According to Chapter 32 of the Texas Penal Code, an act of fraud is an attempt to steal the property or services of another person by using deceit or false information. When it comes to check fraud there are a variety of ways that this can happen. For example, a person can be charged with check fraud if they:
- Pass off a check belonging to another person as if it were their own
- Write a check for an amount that is greater than the balance in their checking account
- Steal an unsigned check for the purpose of using it, even if it is never actually used
- Write a bad check to take advantage of the processing delay time to cover a bill or debt
- Present false identifying information in order to appear as if they are the owner of a check
For example, Mallory doesn’t have enough money to buy groceries for the week. She knows that if she writes a check at the grocery store, it will take at least two days for the money to be removed from her checking account. She decides to write the check anyway and deposit money on payday to cover the balance. She may have good intentions but Mallory has committed check fraud.
How Check Fraud Is Caught
Law enforcement devotes plenty of time to catching check fraudsters. In many cases, it’s not too hard to spot someone who is trying to break the law with a bad check. For example, a person who tries to pass a check belonging to someone else can be asked to show ID. If they are not who they say they are, the police can be called to make an arrest. Also, people who lose their checkbooks may report the loss so that their bank will be on the lookout for any checks that are written from the missing book.

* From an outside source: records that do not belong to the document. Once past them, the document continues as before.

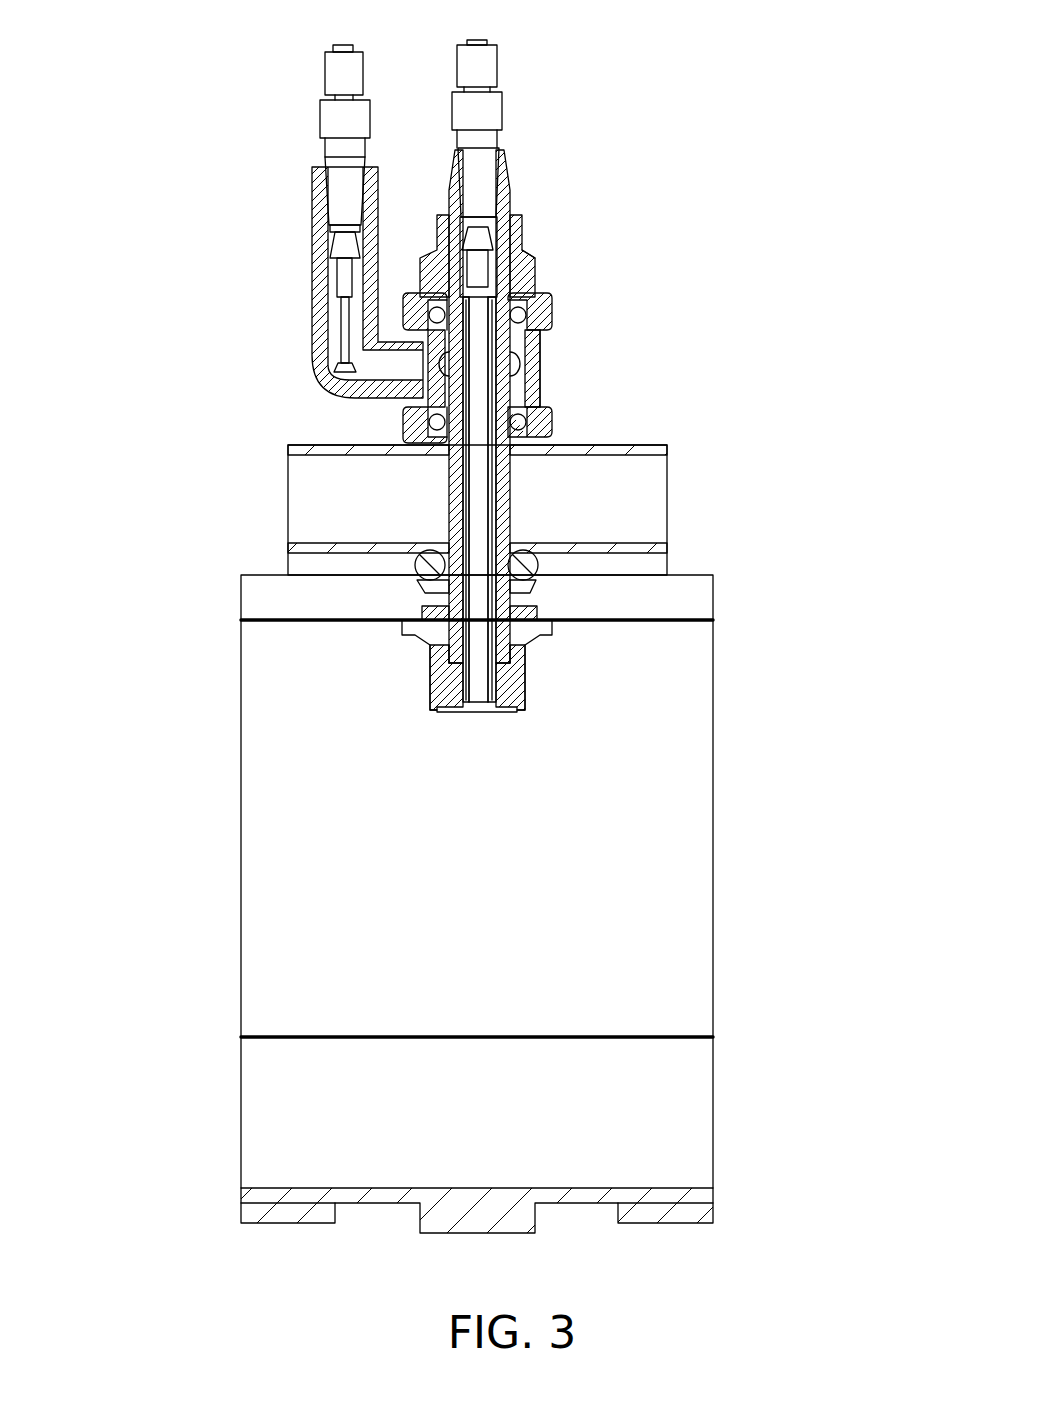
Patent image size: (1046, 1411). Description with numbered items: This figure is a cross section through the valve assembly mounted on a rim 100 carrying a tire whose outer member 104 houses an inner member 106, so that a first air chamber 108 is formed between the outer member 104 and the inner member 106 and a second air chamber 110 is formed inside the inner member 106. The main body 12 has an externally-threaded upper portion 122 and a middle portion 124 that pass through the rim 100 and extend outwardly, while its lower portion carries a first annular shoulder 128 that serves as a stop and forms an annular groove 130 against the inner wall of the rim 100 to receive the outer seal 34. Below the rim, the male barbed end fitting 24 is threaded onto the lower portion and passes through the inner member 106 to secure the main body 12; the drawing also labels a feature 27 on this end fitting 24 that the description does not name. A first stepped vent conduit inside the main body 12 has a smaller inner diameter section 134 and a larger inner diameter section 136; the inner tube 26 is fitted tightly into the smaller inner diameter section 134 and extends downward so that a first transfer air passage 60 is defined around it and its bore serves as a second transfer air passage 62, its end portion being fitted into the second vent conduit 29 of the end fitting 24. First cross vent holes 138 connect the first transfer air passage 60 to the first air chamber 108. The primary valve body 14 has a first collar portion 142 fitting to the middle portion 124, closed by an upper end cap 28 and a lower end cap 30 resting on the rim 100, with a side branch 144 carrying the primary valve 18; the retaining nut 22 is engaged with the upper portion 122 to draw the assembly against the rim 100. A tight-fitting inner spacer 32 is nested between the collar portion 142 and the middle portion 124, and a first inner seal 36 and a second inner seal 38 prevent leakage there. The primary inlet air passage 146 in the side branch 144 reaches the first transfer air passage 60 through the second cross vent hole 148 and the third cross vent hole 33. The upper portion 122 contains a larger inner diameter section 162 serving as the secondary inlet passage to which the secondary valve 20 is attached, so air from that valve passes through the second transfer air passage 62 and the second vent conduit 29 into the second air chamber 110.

The main body 12 is at (444, 500).
The primary valve body 14 is at (310, 195).
The primary valve 18 is at (318, 100).
The secondary valve 20 is at (508, 95).
The retaining nut 22 is at (516, 214).
The male barbed end fitting 24 is at (516, 683).
The inner tube 26 is at (494, 415).
The thread 27 is at (519, 708).
The upper end cap 28 is at (407, 295).
The second vent conduit 29 is at (480, 705).
The lower end cap 30 is at (402, 425).
The tight-fitting inner spacer 32 is at (529, 347).
The third cross vent hole 33 is at (448, 355).
The outer seal 34 is at (540, 563).
The first inner seal 36 is at (528, 313).
The second inner seal 38 is at (528, 420).
The first transfer air passage 60 is at (462, 462).
The second transfer air passage 62 is at (512, 473).
The rim 100 is at (658, 440).
The outer member 104 is at (236, 1195).
The inner member 106 is at (278, 624).
The first air chamber 108 is at (658, 1134).
The second air chamber 110 is at (645, 964).
The externally-threaded upper portion 122 is at (492, 258).
The middle portion 124 is at (446, 521).
The first annular shoulder 128 is at (534, 585).
The annular groove 130 is at (497, 500).
The smaller inner diameter section 134 is at (523, 272).
The larger inner diameter section 136 is at (540, 384).
The first cross vent holes 138 is at (437, 595).
The first collar portion 142 is at (536, 333).
The side branch 144 is at (316, 228).
The primary inlet air passage 146 is at (343, 308).
The second cross vent hole 148 is at (440, 377).
The larger inner diameter section 162 is at (518, 232).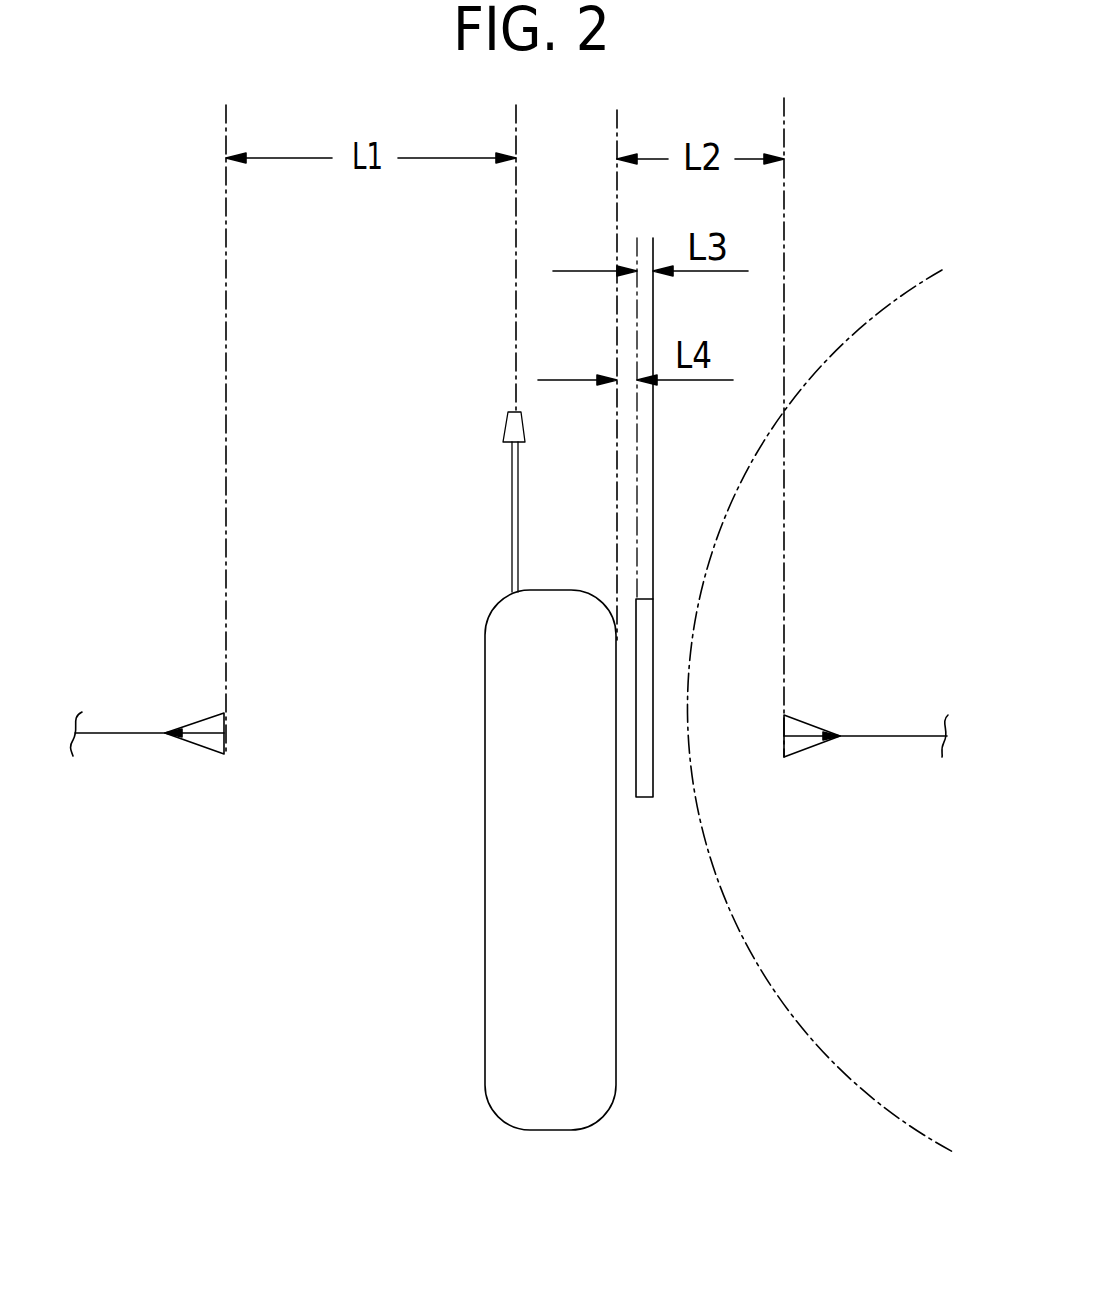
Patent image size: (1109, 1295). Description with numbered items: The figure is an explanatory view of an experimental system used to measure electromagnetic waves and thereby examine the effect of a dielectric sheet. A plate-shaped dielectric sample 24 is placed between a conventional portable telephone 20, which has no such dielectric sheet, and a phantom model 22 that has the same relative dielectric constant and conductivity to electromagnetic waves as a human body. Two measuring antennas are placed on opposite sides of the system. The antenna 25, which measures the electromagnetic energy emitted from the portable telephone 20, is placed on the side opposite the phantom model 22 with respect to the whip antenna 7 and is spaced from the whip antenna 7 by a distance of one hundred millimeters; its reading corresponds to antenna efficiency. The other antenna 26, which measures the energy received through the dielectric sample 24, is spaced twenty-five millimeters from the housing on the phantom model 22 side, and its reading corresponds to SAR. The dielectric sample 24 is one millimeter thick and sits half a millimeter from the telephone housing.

The whip antenna 7 is at (512, 501).
The portable telephone 20 is at (485, 845).
The phantom model 22 is at (795, 1038).
The dielectric sample 24 is at (644, 797).
The antenna 25 is at (133, 735).
The antenna 26 is at (877, 737).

While it is possible to get away with writing a bad check and the covering the balance before the funds are withdrawn, this scheme won’t last long. The bank will notice this activity quickly and they can notify the police or freeze that person’s account.
In many cases, fraudsters are caught with the help of banks. Banks have a vested interest in protecting their money and their customers and they won’t hesitate to contact law enforcement about a check fraudster.
How Check Fraud Is Prosecuted and Punished
In many cases, the prosecution will have plenty of evidence to use against a defendant who has been charged with check fraud. This is because defendants are usually caught in the act of trying to pass a bad check. If they try to pass or cash a bad check in a bank or a store, they will likely be caught on camera and the teller or salesperson may be asked to identify them.
If this is the case, the defendant may be advised by his or her attorney to enter a plea deal. A person who is accused of check fraud may face conviction on several different offenses. For instance, a person who is caught using a check belonging to another person could face a conviction of check forgery. This is punishable by:
- Conviction on a state jail felony charge
- Up to two years in state jail or prison
- A fine of up to $10,000
Stealing a check or accepting a stolen check from another person is a Class A misdemeanor, punishable by:
- Up to one year in county jail
- A fine of up to $4,000
If a person is convicted of check fraud by using the stolen identification documents of another person, they could face additional charges of identity theft. Identity theft is a very serious crime that could lead to federal charges, years in prison and mandatory restitution to anyone affected by the theft.
If a person is a first time offender accused of check fraud, they may be able to enter a plea deal. In exchange for submitting a guilty plea, they may be allowed to fulfill a term of supervised probation and community service, rather than spending time in jail.